Christopher R Parker for the defence was unrelenting. The operations lead by the CEOs on the dock were regulated by Government, “permitted” and therefore nor the CEOs nor the companies that they work for had broken any laws. The clean up was also regulated and the chemicals used had been approved by the Government. Birds die all the time, in fact he estimated that 100 million birds were eaten by cats in the US last year. I see. I wondered whether our learned friend was implying that humans had the same brain capacity as cats.

The jury acquitted on the oil spill and convicted on the tar sands.
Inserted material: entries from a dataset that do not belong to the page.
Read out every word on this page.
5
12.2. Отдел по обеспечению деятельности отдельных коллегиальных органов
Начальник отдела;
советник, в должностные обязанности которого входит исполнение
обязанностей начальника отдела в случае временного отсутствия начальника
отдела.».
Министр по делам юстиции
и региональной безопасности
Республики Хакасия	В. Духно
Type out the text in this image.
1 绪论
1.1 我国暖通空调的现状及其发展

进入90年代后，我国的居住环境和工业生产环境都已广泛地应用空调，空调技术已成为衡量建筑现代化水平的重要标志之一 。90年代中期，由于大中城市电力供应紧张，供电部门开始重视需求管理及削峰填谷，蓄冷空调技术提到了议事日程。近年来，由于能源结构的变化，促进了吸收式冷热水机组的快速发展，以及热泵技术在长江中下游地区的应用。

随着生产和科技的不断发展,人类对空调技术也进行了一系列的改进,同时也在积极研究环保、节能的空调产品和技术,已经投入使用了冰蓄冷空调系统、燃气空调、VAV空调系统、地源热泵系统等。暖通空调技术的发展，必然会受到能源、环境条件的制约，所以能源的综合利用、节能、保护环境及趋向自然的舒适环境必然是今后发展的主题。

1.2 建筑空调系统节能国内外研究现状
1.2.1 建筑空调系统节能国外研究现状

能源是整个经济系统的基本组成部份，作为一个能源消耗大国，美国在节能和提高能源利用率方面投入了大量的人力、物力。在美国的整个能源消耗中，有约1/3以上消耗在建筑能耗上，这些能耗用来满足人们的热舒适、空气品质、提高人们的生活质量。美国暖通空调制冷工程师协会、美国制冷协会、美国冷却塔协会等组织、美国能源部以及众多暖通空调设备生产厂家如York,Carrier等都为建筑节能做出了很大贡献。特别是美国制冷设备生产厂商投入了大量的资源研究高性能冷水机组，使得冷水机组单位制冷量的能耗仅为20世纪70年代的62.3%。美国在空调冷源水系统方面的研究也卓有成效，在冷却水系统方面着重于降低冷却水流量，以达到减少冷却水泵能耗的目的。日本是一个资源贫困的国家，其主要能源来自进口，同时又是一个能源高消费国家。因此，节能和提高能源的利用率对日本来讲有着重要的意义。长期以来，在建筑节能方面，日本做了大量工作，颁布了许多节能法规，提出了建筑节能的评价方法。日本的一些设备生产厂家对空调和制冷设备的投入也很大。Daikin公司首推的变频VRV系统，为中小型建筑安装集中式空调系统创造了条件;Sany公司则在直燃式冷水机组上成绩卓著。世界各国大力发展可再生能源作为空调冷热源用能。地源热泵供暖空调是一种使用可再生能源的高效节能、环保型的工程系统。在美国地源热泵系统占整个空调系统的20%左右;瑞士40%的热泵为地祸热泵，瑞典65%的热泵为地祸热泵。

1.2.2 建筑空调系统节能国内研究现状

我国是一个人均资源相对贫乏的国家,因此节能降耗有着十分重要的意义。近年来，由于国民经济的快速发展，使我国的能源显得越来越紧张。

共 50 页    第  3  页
I think the reasons for this may have been two fold.  By the time Christopher R Parker was closing the oil spill in the Gulf of Mexico seemed a small puddle in a very very big pond. Was harm really done? Fish stocks recover after oil spills due to bans on fishing. The fact that the tar sands and the poisonous tailing ponds were in the migratory path of thousands of birds, and that this was common knowledge before the extraction commenced, I believe led the jurors to unanimously convict on the crimes which occurred during tar sand extraction.

It was clear to me during the trial that society, represented by an independent jury chosen from volunteers gathered through twitter, had started to make the shift needed in our thinking required to enact Ecocide. However both the experts for the defence and prosecution admitted that the mangroves in Mexico would recover in 2 to 15 years (depending who you asked), and by saying this the experts were not valuing nature for what it was but putting more value on the oil extraction than on an ecosystem that had been destroyed forever. This also came across in one of the CEOs claim when responding to accusations of bird killing, that indeed “one had to break a few eggs to make an omelette”.

The crime of Ecocide could be enacted by amending the Statute of Rome and the campaigner Polly Higgins tells us it would only take 87 governments to approve this amendments. Polly will be at Rio 2012 with her campaign and has already lobbied a number of Governments signatories to the Rome Treaty. The possibility of an Ecocide crime is real and it could all happen very quickly, what is needed is for governments to lead not only in condoning environmental crimes but by creating policy which supports industrial activities that are less likely to cause environmental disasters.

This mock trial will go down in history. Not only did it use the setting of the highest court of the land and the legal system in play to advocate the creation of an international crime against the environment; it also used the Supreme Court as a pre-legislative scrutinising body.  The “legislator” Polly Higgins now has a chance to go back to the black board and tease out the bits that did not work without incurring the expense and time of further parliamentary amendments, whilst making law making transparent, open to real public participation and using real experts to tease out the right questions. This is surely a type of legislative scrutiny that the government needs to examine.

The Ecodcide trial was organised by Simon Hamilton of the Hamilton Group. Photo credit:  Habie Schwarz.  

About the author

Begonia Filgueira

Begonia is a specialist in Environmental Law, governance and negotiation. Her career now spans 20 years having started as an environmental lawyer in the City. She is a dually qualified UK Solicitor and Spanish Abogada who provides legal advice, trains professionals and carries out complex research in the areas of International and EU environmental law. She also advises on treaty negotiations and implementation of EU law. Begonia has advised UNEP, UNDP, the European Commission, DEFRA and DOENI. She also advises industry and NGOs on environmental policy and regulation. BREXIT negotiations is her current area of specialism.